The Twentieth Wife: A Novel

Indu Sundaresan

Pocket Books/S&S, 2002

Agent: Sandra Dijkstra

An enchanting seventeenth-century epic of grand passion and adventure, this debut novel tells the captivating story of one of India's most legendary and controversial empresses -- a woman whose brilliance and determination trumped myriad obstacles, and whose love shaped the course of the Mughal empire.

She came into the world in the year 1577, to the howling accompaniment of a ferocious winter storm. As the daughter of starving refugees fleeing violent persecution in Persia, her fateful birth in a roadside tent sparked a miraculous reversal of family fortune, culminating in her father's introduction to the court of Emperor Akbar. She is called Mehrunnisa, the Sun of Women. This is her story.

Growing up on the fringes of Emperor Akbar's opulent palace grounds, Mehrunnisa blossoms into a sapphire-eyed child blessed with a precocious intelligence, luminous beauty, and a powerful ambition far surpassing the bounds of her family's station. Mehrunnisa first encounters young Prince Salim on his wedding day. In that instant, even as a royal gala swirls around her in celebration of the future emperor's first marriage, Mehrunnisa foresees the path of her own destiny. One day, she decides with uncompromising surety, she too will become Salim's wife. She is all of eight years old -- and wholly unaware of the great price she and her family will pay for this dream.

Skillfully blending the textures of historical reality with the rich and sensuous imaginings of a timeless fairy tale, The Twentieth Wife sweeps readers up in the emotional pageant of Salim and Mehrunnisa's embattled love. First-time novelist Indu Sundaresan charts her heroine's enthralling journey across the years, from an ill-fated first marriage through motherhood and into a dangerous maze of power struggles and political machinations. Through it all, Mehrunnisa and Salim long with fiery intensity for the true, redemptive love they've never known -- and their mutual quest ultimately takes them, and the vast empire that hangs in the balance, to places they never dreamed possible.
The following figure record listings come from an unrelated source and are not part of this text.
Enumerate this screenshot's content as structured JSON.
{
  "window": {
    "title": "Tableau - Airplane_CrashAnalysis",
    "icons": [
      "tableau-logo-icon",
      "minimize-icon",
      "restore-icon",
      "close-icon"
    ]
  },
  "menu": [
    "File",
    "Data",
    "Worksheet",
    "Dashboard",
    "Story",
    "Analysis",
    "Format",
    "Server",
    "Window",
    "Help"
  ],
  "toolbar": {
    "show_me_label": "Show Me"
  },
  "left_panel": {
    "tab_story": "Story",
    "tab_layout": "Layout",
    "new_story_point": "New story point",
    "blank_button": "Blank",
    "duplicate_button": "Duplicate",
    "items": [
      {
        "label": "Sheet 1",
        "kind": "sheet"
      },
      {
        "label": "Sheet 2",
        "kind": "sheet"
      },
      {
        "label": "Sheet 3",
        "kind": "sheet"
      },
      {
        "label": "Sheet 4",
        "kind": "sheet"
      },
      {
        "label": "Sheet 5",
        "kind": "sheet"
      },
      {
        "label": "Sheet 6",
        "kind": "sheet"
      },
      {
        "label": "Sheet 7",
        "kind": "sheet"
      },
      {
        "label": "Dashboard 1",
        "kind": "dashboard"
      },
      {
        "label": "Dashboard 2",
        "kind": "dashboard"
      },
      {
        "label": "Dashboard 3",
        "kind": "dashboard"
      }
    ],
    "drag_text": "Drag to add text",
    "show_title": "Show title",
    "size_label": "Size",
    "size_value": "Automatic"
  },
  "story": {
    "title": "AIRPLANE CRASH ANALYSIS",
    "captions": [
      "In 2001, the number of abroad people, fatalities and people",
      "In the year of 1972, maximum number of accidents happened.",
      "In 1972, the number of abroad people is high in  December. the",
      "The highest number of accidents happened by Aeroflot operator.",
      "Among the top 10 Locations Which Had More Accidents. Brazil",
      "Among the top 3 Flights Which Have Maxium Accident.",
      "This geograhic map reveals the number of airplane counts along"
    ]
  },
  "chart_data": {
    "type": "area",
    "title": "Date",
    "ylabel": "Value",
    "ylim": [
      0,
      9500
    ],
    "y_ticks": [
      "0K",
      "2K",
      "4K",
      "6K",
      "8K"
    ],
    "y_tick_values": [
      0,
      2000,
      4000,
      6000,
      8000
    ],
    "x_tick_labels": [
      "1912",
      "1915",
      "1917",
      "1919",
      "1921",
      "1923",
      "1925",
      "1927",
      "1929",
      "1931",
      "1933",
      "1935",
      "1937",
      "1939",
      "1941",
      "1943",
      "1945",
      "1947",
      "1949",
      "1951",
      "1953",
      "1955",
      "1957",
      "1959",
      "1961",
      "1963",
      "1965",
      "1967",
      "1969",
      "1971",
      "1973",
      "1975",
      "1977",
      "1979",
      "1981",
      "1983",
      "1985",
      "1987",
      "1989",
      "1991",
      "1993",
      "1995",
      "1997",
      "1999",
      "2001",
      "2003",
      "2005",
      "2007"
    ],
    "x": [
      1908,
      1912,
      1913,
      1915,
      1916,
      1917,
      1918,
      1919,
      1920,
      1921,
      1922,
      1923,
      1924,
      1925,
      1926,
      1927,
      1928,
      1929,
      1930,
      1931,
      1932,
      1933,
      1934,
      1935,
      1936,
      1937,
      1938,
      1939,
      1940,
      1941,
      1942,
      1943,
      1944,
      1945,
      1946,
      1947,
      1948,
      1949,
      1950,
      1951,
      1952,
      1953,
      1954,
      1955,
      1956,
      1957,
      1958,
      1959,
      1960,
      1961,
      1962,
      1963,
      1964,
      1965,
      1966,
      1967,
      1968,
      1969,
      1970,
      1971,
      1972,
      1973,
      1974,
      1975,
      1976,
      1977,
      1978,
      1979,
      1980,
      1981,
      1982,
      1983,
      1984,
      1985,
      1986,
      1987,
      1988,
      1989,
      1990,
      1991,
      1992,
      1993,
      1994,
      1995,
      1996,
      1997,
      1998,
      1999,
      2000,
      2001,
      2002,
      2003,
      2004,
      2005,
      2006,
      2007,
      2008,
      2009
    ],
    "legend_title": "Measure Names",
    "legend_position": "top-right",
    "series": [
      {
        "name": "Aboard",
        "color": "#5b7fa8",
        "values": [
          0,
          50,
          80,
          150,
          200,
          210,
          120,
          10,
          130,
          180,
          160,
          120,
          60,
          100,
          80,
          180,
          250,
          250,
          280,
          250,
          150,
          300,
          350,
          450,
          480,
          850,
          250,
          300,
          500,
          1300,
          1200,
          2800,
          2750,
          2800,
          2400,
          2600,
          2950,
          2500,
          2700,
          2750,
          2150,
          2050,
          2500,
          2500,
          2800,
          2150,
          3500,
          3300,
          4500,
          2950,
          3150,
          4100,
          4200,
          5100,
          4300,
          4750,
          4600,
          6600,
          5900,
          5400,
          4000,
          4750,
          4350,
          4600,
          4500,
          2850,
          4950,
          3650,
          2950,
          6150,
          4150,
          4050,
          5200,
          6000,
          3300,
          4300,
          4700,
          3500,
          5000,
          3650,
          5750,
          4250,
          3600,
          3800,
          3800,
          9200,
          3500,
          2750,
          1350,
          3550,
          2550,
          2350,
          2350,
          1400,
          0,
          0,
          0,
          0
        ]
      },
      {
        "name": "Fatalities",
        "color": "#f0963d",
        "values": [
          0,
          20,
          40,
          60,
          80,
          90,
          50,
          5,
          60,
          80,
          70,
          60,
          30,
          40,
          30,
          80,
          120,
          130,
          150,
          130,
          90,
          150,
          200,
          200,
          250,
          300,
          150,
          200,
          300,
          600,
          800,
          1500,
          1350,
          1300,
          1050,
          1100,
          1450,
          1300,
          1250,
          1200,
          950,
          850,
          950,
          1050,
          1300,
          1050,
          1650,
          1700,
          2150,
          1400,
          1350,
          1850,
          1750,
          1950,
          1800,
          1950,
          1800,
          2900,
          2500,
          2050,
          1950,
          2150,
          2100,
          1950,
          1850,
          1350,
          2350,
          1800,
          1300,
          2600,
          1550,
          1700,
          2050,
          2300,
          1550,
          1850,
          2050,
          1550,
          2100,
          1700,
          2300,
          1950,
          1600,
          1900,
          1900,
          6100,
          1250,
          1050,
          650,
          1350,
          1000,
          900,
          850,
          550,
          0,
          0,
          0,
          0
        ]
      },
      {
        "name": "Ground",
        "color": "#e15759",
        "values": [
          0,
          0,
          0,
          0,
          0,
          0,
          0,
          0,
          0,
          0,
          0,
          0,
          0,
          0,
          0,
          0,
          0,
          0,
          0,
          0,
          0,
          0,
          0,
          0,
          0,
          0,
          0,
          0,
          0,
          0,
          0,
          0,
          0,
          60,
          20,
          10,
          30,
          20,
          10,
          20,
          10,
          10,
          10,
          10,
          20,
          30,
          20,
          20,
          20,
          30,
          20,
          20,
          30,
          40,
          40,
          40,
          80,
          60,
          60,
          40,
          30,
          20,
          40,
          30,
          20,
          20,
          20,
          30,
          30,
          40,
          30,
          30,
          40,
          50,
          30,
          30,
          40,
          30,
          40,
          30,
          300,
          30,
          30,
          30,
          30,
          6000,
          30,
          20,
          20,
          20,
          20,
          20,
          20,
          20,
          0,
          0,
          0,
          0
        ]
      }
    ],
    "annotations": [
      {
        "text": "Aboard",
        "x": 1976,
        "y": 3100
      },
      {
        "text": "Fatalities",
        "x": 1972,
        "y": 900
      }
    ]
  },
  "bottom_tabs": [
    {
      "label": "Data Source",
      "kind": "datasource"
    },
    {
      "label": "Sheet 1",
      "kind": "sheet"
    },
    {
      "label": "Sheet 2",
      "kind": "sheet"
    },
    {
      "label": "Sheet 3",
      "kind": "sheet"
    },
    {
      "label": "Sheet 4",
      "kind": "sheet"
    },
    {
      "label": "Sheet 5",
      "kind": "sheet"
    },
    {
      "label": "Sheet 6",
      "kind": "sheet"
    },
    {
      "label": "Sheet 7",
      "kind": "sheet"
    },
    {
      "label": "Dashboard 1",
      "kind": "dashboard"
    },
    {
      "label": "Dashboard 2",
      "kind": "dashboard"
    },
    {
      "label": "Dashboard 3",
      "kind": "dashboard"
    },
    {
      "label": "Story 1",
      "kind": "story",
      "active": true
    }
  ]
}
Shot through with wonder and suspense, The Twentieth Wife is at once a fascinating portrait of one woman's convention-defying life behind the veil and a transporting saga of the astonishing potency of love.

Reviews:
“Like Anchee Min’s splendid historical novel Becoming Madame Mao, Indu Sundaresan’s fictional debut focuses on a strong woman who challenged the rigid conventions of her time, someone whose rise to power was fraught with drama and controversy. In the early 17th century, a young Persian woman named Mehrunnisa (meaning 'Sun of Women') became the 20th wife of the Emperor Jahangir, and together they ruled the Mughal Empire before its eventual decline. Although historians have chronicled the lives of the Mughal emperors, Sundaresan mentions in her afterword that historical texts have largely ignored the wives of those men- a gap her novel seeks to correct. In Mehrunnisa, Sundaresan has found a fascinating subject. During a time when women did not speak unless spoken to and were expected to be wholly submissive to their husbands, Mehrunnisa reveled in her power as empress of Mughal India. She minted coins in her own name, served as an arts patron and commissioned imperial gardens and tombs that still exist 300 years later. Although the author states that historical accounts of Mehrunnisa are conflicting, she portrays her as an ambitious but sympathetic figure. ….There is no question that Sundaresan is a gifted storyteller with an obvious passion for history…..”
USA Today
 

“Indu has created a wonderful, sweeping story of love, betrayal and the building of the Taj Mahal.”
Publishers Weekly
 

“This epic tale of the seventeenth-century Moghul empress Nur Jahan before her marriage is informative, convincing, and madly entertaining.  The reader comes away with an unexpected vision of the power behind the veil.”
Marilyn Yalom, author of A History of the Wife and A History of the Breast
 

“Indu Sundaresan has written a fascinating novel about a fascinating time, and has brought it alive with characters that are at once human and legendary, that move with grace and panache across the brilliant stage she has reconstructed for them.”
Chitra Divakaruni

 
“Sundaresan writes in the great tradition of the Indian epic, an art she carries forward with grace and brilliance…a remarkably readable book...Highly recommended.”